Autor: Valter Hugo Mãe
Título: Deus na Escuridão
N.º de páginas: 283
Editora: Porto Editora
Edição: Janeiro 2024
Classificação: Romance
N.º de Registo: (3666)
OPINIÃO ⭐⭐⭐⭐
Em Deus na Escuridão, Valter Hugo Mãe oferece-nos um romance que é ao mesmo tempo oração e manifesto. Narrada por Paulinho, a história decorre na ilha da Madeira, mais concretamente em Campanário, num cenário rural de encostas íngremes e abismos.
O enredo centra-se nos dois irmãos, Paulinho e Serafim, que vivem com os pais, Mariinha e Julinho dos Pardieiros. Receberam as alcunhas de Felicíssimo e Pouquinho, respectivamente: Felicíssimo pela alegria imensa que acompanhou o nascimento do irmão; Pouquinho porque “nasceu sem as origens. Era inteirinho um menino, mas vinha mordido entre as pernas como se algum predador o tivesse buscado na barriga de nossa mãe” (p. 29). É a partir desta diferença que o romance mergulha na vulnerabilidade humana, mostrando que amar é a força que move o mundo, mas também uma aposta feita sem garantias, na escuridão.
A diferença de Pouquinho não é apresentada como limitação, mas como possibilidade de outro olhar sobre o mundo. A sua vulnerabilidade revela a dignidade de existir fora da norma, tornando-se metáfora da condição humana: todos somos frágeis.
É neste espaço de fragilidade que surge a fé. Não uma fé dogmática, mas quotidiana, feita de gestos de amor e persistência. A fé é a aposta na escuridão — acreditar sem garantias, permanecer mesmo quando não há certezas. Assim, o romance aproxima Deus das mães: “Deus é exactamente como as mães. Liberta Seus filhos e haverá de buscá-los eternamente. Passará todo o tempo de coração pequeno à espera, espiando todos os sinais que Lhe anunciem a presença, o regresso dos filhos.” (p. 147). Deus aproxima-se também dos irmãos, mostrando que a fé é inseparável da lealdade e da ternura.
O livro insiste na ideia de que a felicidade tem um custo inevitável, e que esse custo é a própria condição de existir. A relação entre os irmãos é espelho de um amor maior, divino. Eles amam e protegem como uma mãe, esperam, cuidam e amam sem certezas. A escuridão, longe de ser ausência de luz, é espaço de vigilância, de amor incondicional, de fé, de resistência e de lealdade. “Deus está na escuridão, e tacteia por toda a parte na vontade intensa de um toque, do aconchego do corpo dos filhos, um gentil toque ou um abraço.” (p. 147). Felicíssimo entende o mundo com sabedoria infantil, através do coração, com ternura e simplicidade.
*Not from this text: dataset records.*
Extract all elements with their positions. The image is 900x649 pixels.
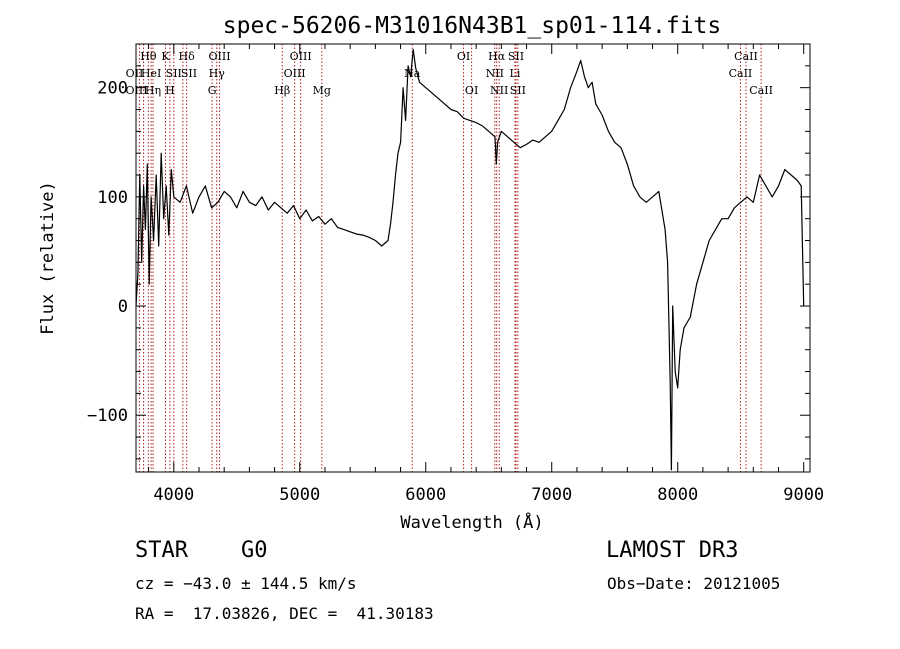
plot-frame xyxy=(135,43,811,473)
line-label-25: SII xyxy=(510,84,526,97)
object-subclass: G0 xyxy=(241,538,268,563)
redshift-velocity: cz = −43.0 ± 144.5 km/s xyxy=(135,574,357,593)
line-label-11: Hγ xyxy=(209,67,226,80)
y-tick-label-0: −100 xyxy=(87,406,128,426)
x-tick-label-3: 7000 xyxy=(531,485,572,505)
line-label-23: Li xyxy=(510,67,521,80)
x-tick-label-4: 8000 xyxy=(657,485,698,505)
line-label-19: OI xyxy=(465,84,478,97)
y-axis-label: Flux (relative) xyxy=(38,181,58,335)
line-label-8: Hδ xyxy=(179,50,196,63)
line-label-14: OIII xyxy=(284,67,306,80)
line-label-22: NII xyxy=(486,67,504,80)
survey-name: LAMOST DR3 xyxy=(606,538,739,563)
y-tick-label-3: 200 xyxy=(97,79,128,99)
line-label-7: H xyxy=(165,84,175,97)
y-tick-label-1: 0 xyxy=(118,297,128,317)
line-label-4: Hη xyxy=(145,84,161,97)
line-label-0: Hθ xyxy=(140,50,157,63)
object-class: STAR xyxy=(135,538,188,563)
line-label-13: OIII xyxy=(290,50,312,63)
x-tick-label-2: 6000 xyxy=(405,485,446,505)
line-label-1: OII xyxy=(126,67,144,80)
line-label-9: SII xyxy=(181,67,197,80)
line-label-3: HeI xyxy=(141,67,161,80)
line-label-26: CaII xyxy=(734,50,758,63)
line-label-6: SII xyxy=(166,67,182,80)
line-label-5: K xyxy=(161,50,170,63)
line-label-21: SII xyxy=(508,50,524,63)
x-tick-label-5: 9000 xyxy=(783,485,824,505)
line-label-10: OIII xyxy=(208,50,230,63)
line-label-20: Hα xyxy=(488,50,506,63)
spectral-line-markers xyxy=(138,44,762,472)
line-label-15: Hβ xyxy=(274,84,290,97)
ra-dec-coordinates: RA = 17.03826, DEC = 41.30183 xyxy=(135,604,434,623)
line-label-27: CaII xyxy=(729,67,753,80)
line-label-18: OI xyxy=(457,50,470,63)
x-tick-label-1: 5000 xyxy=(279,485,320,505)
y-tick-label-2: 100 xyxy=(97,188,128,208)
x-axis-label: Wavelength (Å) xyxy=(400,511,543,533)
line-label-28: CaII xyxy=(749,84,773,97)
spectral-line-labels: HθOIIOIIIHeIHηKSIIHHδSIIOIIIHγGOIIIOIIIH… xyxy=(125,50,772,97)
chart-title: spec-56206-M31016N43B1_sp01-114.fits xyxy=(223,13,722,39)
x-axis-ticks: 4000 5000 6000 7000 8000 9000 xyxy=(148,44,824,505)
line-label-16: Mg xyxy=(313,84,331,97)
line-label-12: G xyxy=(208,84,217,97)
line-label-24: NII xyxy=(490,84,508,97)
spectrum-line xyxy=(135,48,805,471)
y-axis-ticks: −100 0 100 200 xyxy=(87,43,810,460)
observation-date: Obs−Date: 20121005 xyxy=(607,574,781,593)
x-tick-label-0: 4000 xyxy=(153,485,194,505)
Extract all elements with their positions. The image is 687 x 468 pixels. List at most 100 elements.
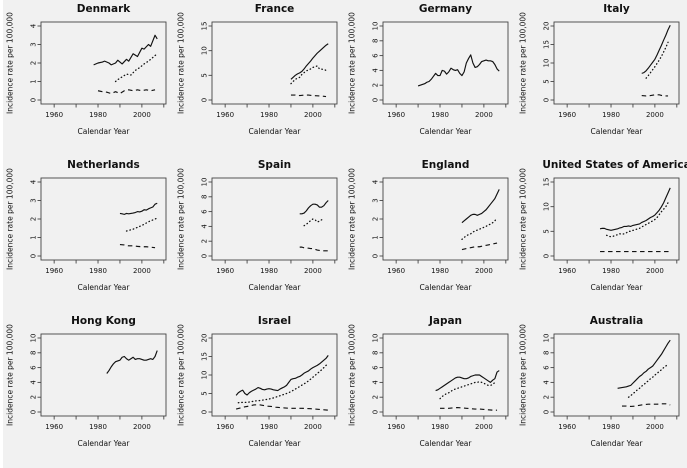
y-tick-label: 6 (201, 209, 209, 214)
x-tick-label: 1960 (45, 423, 63, 431)
plot-box (382, 177, 509, 261)
dashed-series-line (299, 246, 329, 252)
x-tick-label: 1960 (45, 111, 63, 119)
panel-title: Hong Kong (71, 315, 136, 327)
plot-svg: Israel 1960 1980 2000 0 5 10 15 20 Calendar Year I… (177, 315, 338, 448)
y-tick-label: 10 (372, 22, 380, 31)
dotted-series-line (645, 41, 669, 79)
panel-title: Italy (603, 3, 630, 15)
plot-box (382, 333, 509, 417)
y-tick-label: 8 (372, 351, 380, 355)
panel-title: Israel (258, 315, 291, 327)
solid-series-line (641, 25, 671, 74)
x-tick-label: 1960 (558, 423, 576, 431)
y-tick-label: 10 (543, 202, 551, 211)
chart-panel-australia: Australia 1960 1980 2000 0 2 4 6 8 10 Calendar Yea… (516, 312, 687, 468)
x-tick-label: 2000 (646, 423, 664, 431)
y-tick-label: 10 (543, 59, 551, 68)
plot-box (40, 333, 167, 417)
plot-box (211, 177, 338, 261)
y-tick-label: 6 (372, 53, 380, 58)
y-tick-label: 10 (30, 334, 38, 343)
solid-series-line (599, 187, 671, 231)
plot-svg: Germany 1960 1980 2000 0 2 4 6 8 10 Calendar Year I… (348, 3, 509, 136)
y-tick-label: 4 (201, 224, 209, 229)
y-axis-label: Incidence rate per 100,000 (348, 12, 357, 114)
y-tick-label: 3 (30, 198, 38, 202)
chart-panel-germany: Germany 1960 1980 2000 0 2 4 6 8 10 Calendar Year I… (345, 0, 516, 156)
y-axis-label: Incidence rate per 100,000 (519, 324, 528, 426)
x-tick-label: 1980 (602, 111, 620, 119)
dashed-series-line (621, 403, 671, 408)
x-axis-label: Calendar Year (249, 127, 302, 136)
y-tick-label: 6 (372, 365, 380, 370)
y-tick-label: 0 (201, 254, 209, 258)
x-tick-label: 2000 (304, 267, 322, 275)
x-tick-label: 2000 (304, 423, 322, 431)
panel-title: Australia (590, 315, 643, 327)
panel-title: Germany (419, 3, 472, 15)
y-tick-label: 1 (30, 79, 38, 83)
x-tick-label: 1980 (89, 111, 107, 119)
plot-box (553, 21, 680, 105)
y-tick-label: 8 (543, 351, 551, 355)
chart-panel-france: France 1960 1980 2000 0 5 10 15 Calendar Year Inc… (174, 0, 345, 156)
x-tick-label: 1980 (431, 267, 449, 275)
dashed-series-line (119, 243, 156, 249)
panel-title: Netherlands (67, 159, 140, 171)
y-tick-label: 2 (30, 217, 38, 221)
y-tick-label: 15 (201, 22, 209, 31)
x-axis-label: Calendar Year (249, 439, 302, 448)
y-tick-label: 4 (372, 179, 380, 184)
dashed-series-line (641, 94, 669, 97)
panel-title: England (422, 159, 470, 171)
x-tick-label: 1960 (387, 111, 405, 119)
solid-series-line (461, 189, 500, 224)
y-axis-label: Incidence rate per 100,000 (177, 168, 186, 270)
x-tick-label: 1980 (89, 267, 107, 275)
chart-panel-united-states-of-america: United States of America 1960 1980 2000 0 5 10… (516, 156, 687, 312)
dotted-series-line (290, 65, 327, 85)
plot-box (211, 21, 338, 105)
y-tick-label: 5 (543, 79, 551, 83)
x-axis-label: Calendar Year (591, 439, 644, 448)
y-tick-label: 5 (201, 391, 209, 395)
x-axis-label: Calendar Year (249, 283, 302, 292)
plot-svg: Spain 1960 1980 2000 0 2 4 6 8 10 Calendar Year Inc… (177, 159, 338, 292)
y-axis-label: Incidence rate per 100,000 (177, 12, 186, 114)
y-tick-label: 2 (30, 61, 38, 65)
y-tick-label: 0 (372, 410, 380, 414)
chart-panel-denmark: Denmark 1960 1980 2000 0 1 2 3 4 Calendar Year Inc… (3, 0, 174, 156)
x-tick-label: 2000 (133, 423, 151, 431)
x-axis-label: Calendar Year (420, 439, 473, 448)
solid-series-line (617, 339, 671, 389)
x-tick-label: 1980 (602, 267, 620, 275)
solid-series-line (290, 43, 329, 80)
plot-box (211, 333, 338, 417)
y-tick-label: 6 (30, 365, 38, 370)
dashed-series-line (97, 89, 156, 95)
y-tick-label: 15 (543, 40, 551, 49)
x-tick-label: 2000 (475, 267, 493, 275)
dotted-series-line (125, 217, 158, 232)
x-tick-label: 1960 (558, 111, 576, 119)
dashed-series-line (461, 242, 498, 251)
y-tick-label: 4 (372, 68, 380, 73)
solid-series-line (119, 202, 158, 215)
x-tick-label: 1960 (558, 267, 576, 275)
y-tick-label: 0 (372, 254, 380, 258)
y-tick-label: 5 (201, 73, 209, 77)
x-tick-label: 1980 (89, 423, 107, 431)
y-axis-label: Incidence rate per 100,000 (519, 168, 528, 270)
y-tick-label: 20 (543, 22, 551, 31)
panel-title: Denmark (77, 3, 132, 15)
plot-svg: United States of America 1960 1980 2000 0 5 10… (519, 159, 687, 292)
x-tick-label: 1960 (216, 423, 234, 431)
y-tick-label: 2 (30, 395, 38, 399)
y-tick-label: 4 (30, 380, 38, 385)
x-tick-label: 2000 (475, 423, 493, 431)
chart-panel-japan: Japan 1960 1980 2000 0 2 4 6 8 10 Calendar Year Inc… (345, 312, 516, 468)
y-tick-label: 2 (543, 395, 551, 399)
x-tick-label: 1980 (260, 111, 278, 119)
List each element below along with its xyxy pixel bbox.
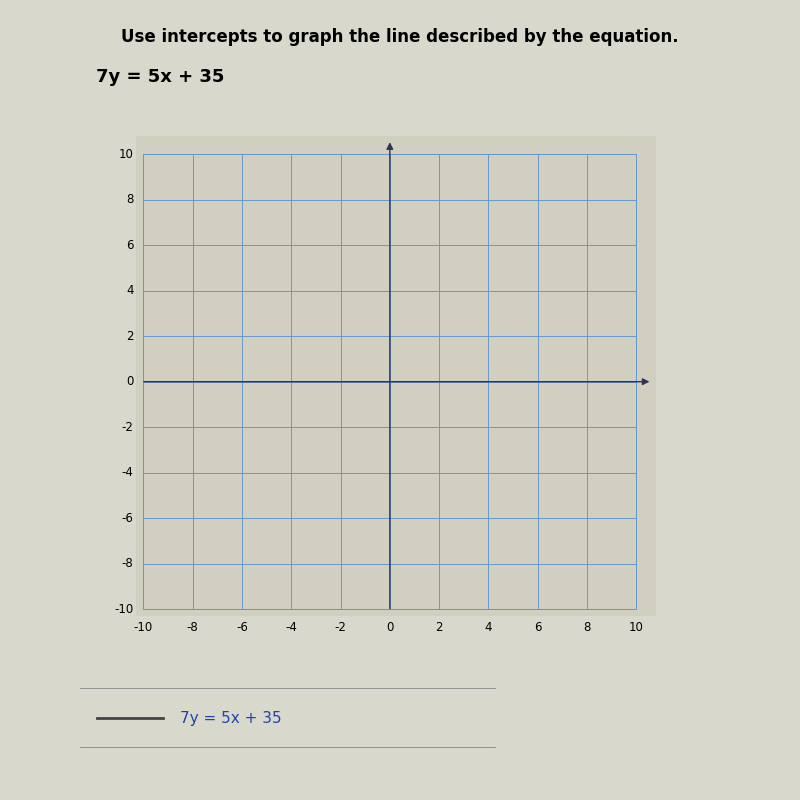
Text: -6: -6	[122, 512, 134, 525]
Text: 8: 8	[126, 193, 134, 206]
Text: 7y = 5x + 35: 7y = 5x + 35	[96, 68, 224, 86]
Text: 4: 4	[126, 284, 134, 297]
Text: 6: 6	[126, 238, 134, 252]
Text: Use intercepts to graph the line described by the equation.: Use intercepts to graph the line describ…	[121, 28, 679, 46]
Text: -8: -8	[187, 621, 198, 634]
Text: -4: -4	[122, 466, 134, 479]
Text: -2: -2	[334, 621, 346, 634]
Text: 7y = 5x + 35: 7y = 5x + 35	[180, 710, 282, 726]
Text: 0: 0	[126, 375, 134, 388]
FancyBboxPatch shape	[78, 688, 498, 748]
Text: 6: 6	[534, 621, 542, 634]
Text: -10: -10	[134, 621, 153, 634]
Text: 0: 0	[386, 621, 394, 634]
Text: 2: 2	[435, 621, 443, 634]
Text: -4: -4	[286, 621, 297, 634]
Text: -10: -10	[114, 602, 134, 616]
Text: -8: -8	[122, 557, 134, 570]
Text: 10: 10	[118, 148, 134, 161]
Text: 8: 8	[583, 621, 590, 634]
Text: 4: 4	[485, 621, 492, 634]
Text: -2: -2	[122, 421, 134, 434]
Text: -6: -6	[236, 621, 248, 634]
Text: 2: 2	[126, 330, 134, 342]
Text: 10: 10	[629, 621, 644, 634]
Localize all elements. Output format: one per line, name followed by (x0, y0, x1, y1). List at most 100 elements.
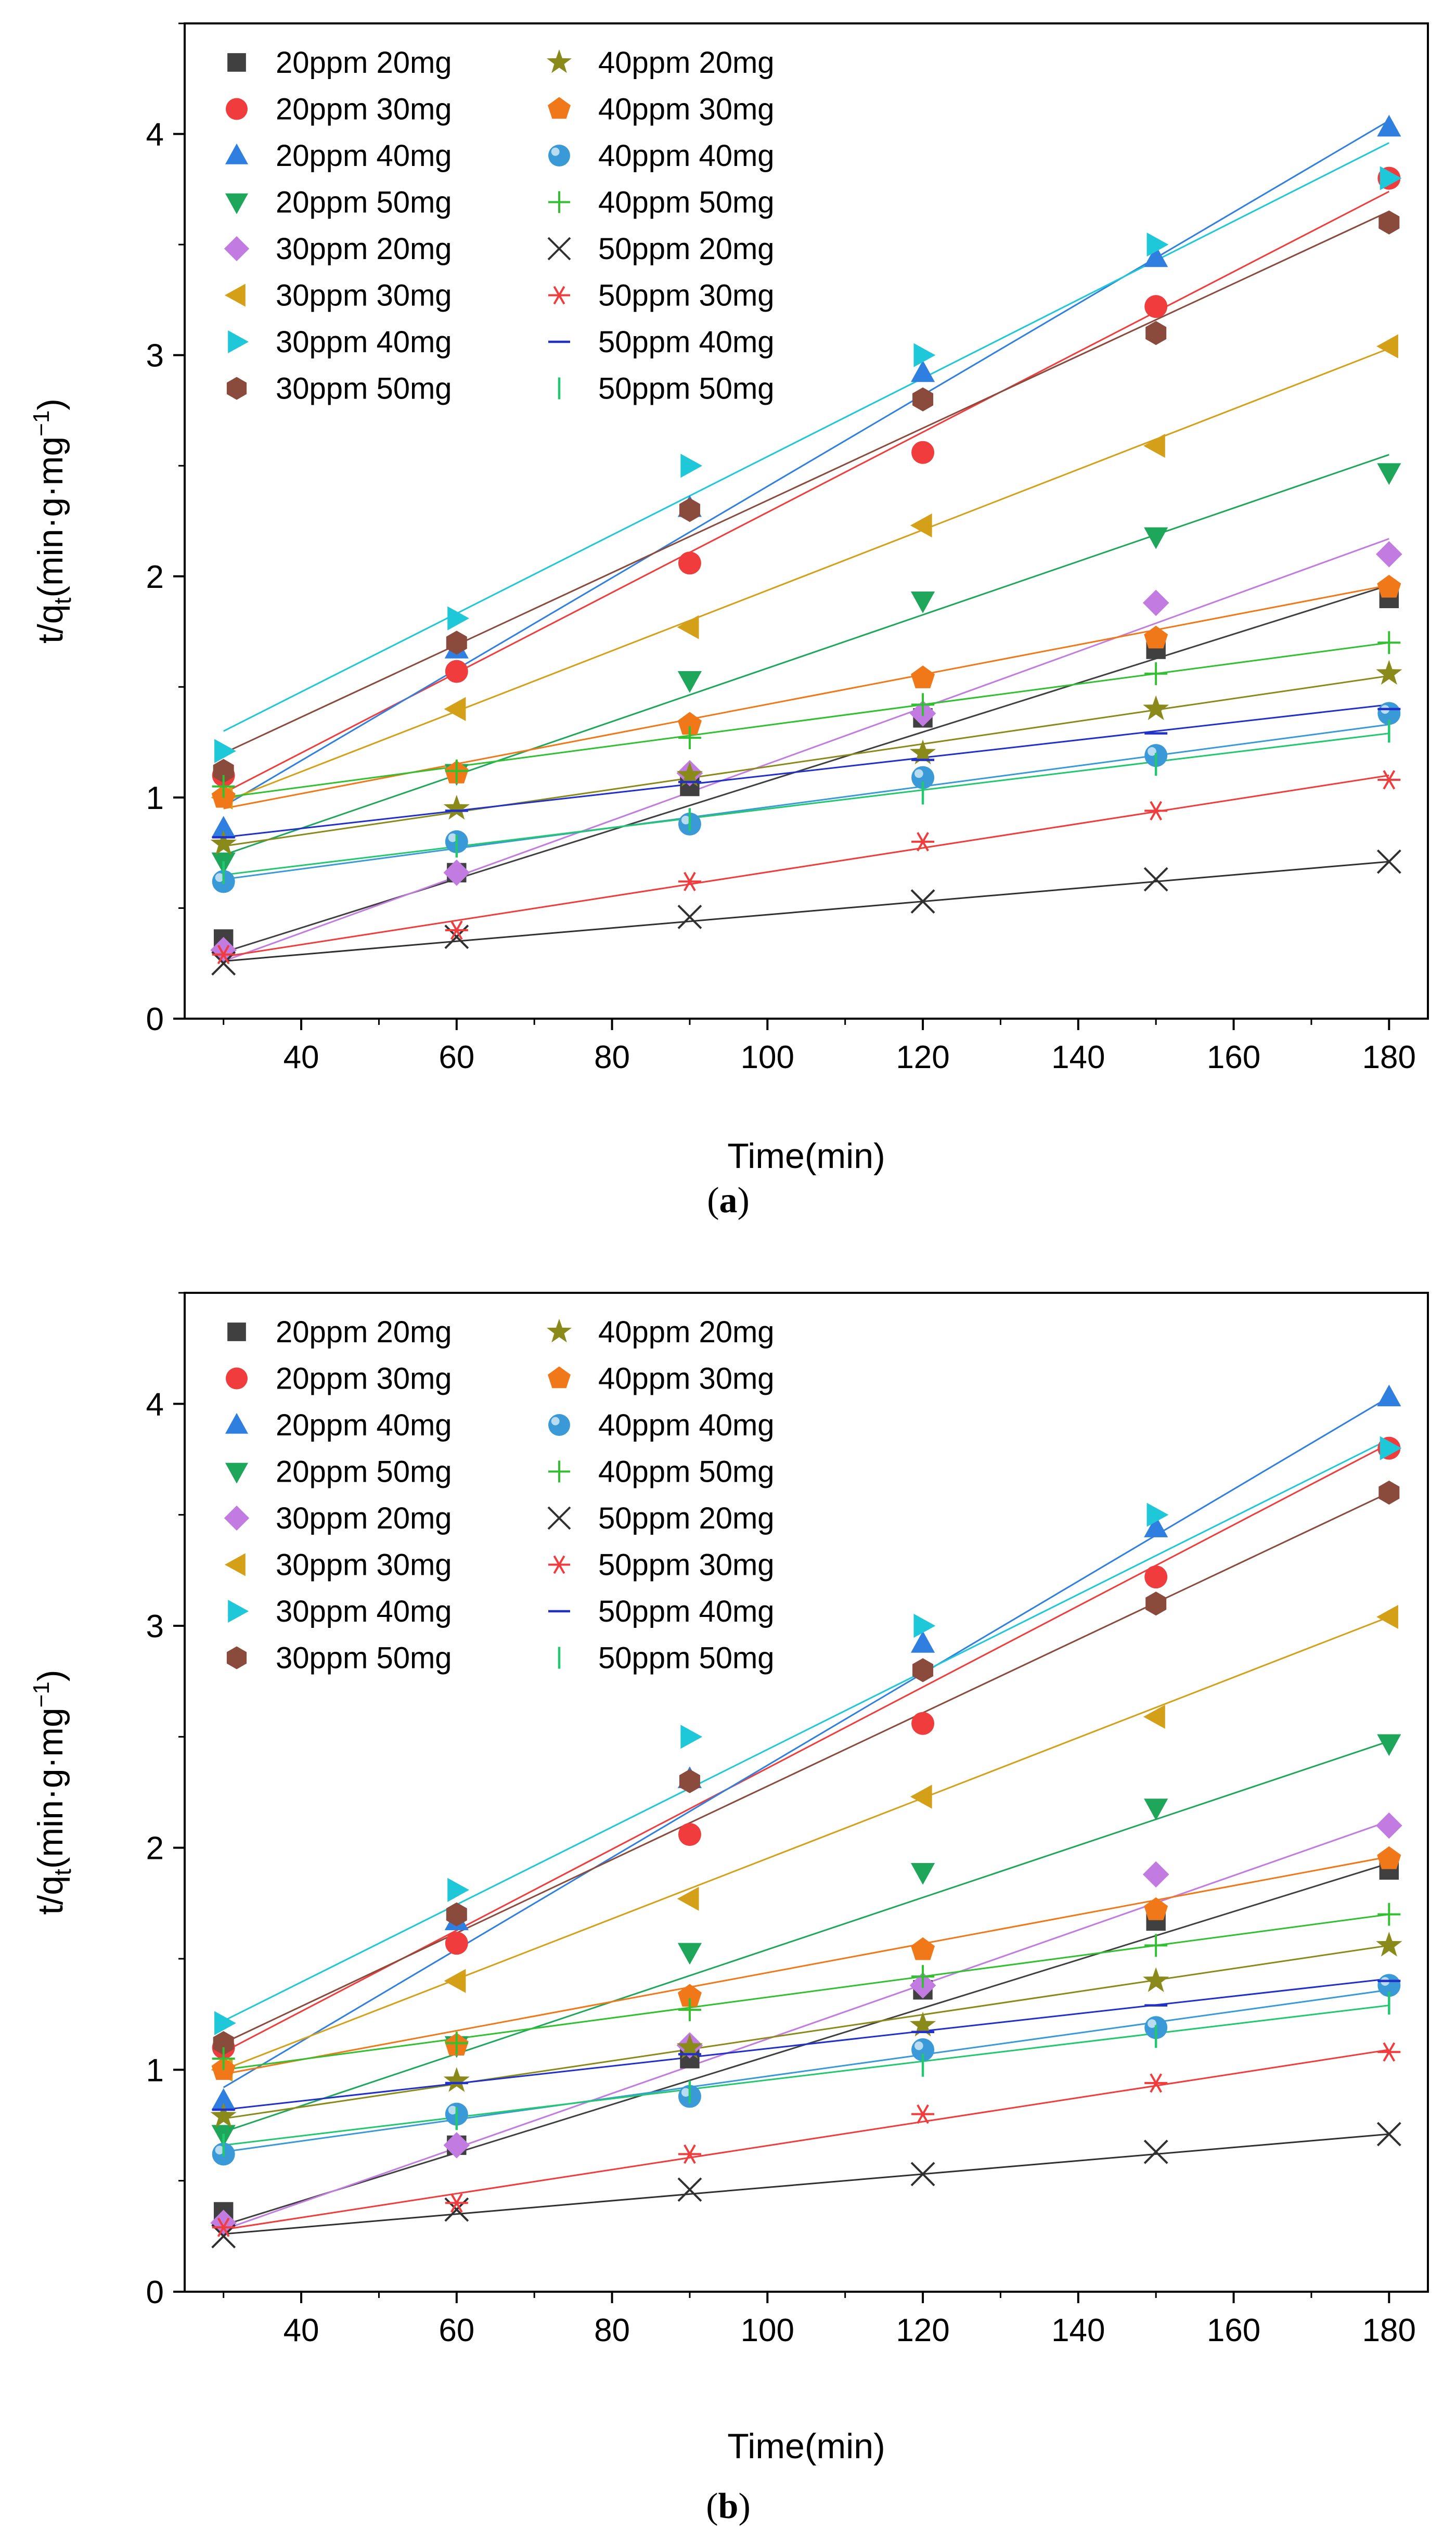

É essa simplicidade que ilumina a escuridão.
A escrita de Valter Hugo Mãe mantém o lirismo que lhe é característico. Numa prosa delicada e profunda, exacerba o quotidiano e sublima os laços afectivos, a existência. Usa frases curtas, densas, quase aforísticas, que convidam à meditação. O ritmo lento e contemplativo transforma a leitura numa experiência estética, em que cada imagem simbólica — a ilha, o silêncio, os flamingos — abre portas para reflectir sobre a fragilidade, a gratidão e a persistência do amor.
Mas a força do romance não reside apenas na sua dimensão espiritual e poética. Valter Hugo Mãe incorpora o linguajar próprio da Madeira, com cadências e expressões insulares que dão corpo à oralidade local: “a bilhardice das pessoas”; “Era muito estranha, um trogalho”; “fabricar nos poios”; “barulhar”; “buzico”, por exemplo. Essa escolha estilística transforma a ilha em personagem viva, tornando a oralidade parte da atmosfera do livro.
A insularidade é também condição existencial. O isolamento da Madeira, com as suas encostas íngremes e poios laboriosos, traduz as dificuldades quotidianas dos ilhéus. A vida insular é feita de esforço, de vigilância comunitária e de resistência, e essa dureza atravessa o romance como figura da própria vulnerabilidade humana. Amar, aqui, é também persistir contra o isolamento e contra a escassez, transformando a ilha em espaço de fé e de lealdade.
Deus na Escuridão é um romance poderoso. Valter Hugo Mãe mostra que até na escuridão há uma luz que se inventa. É um livro que nos lembra que amar é sempre arriscar — e que a fragilidade pode ser, afinal, a forma mais radical de resistência.
E como afirmou o professor Carlos Reis no seu prefácio “É uma comovente, singular e ousada história de amor. Ou de amores, em vários registos”,
Esta obra é o quarto título da tetralogia Irmãos, Ilhas e Ausências.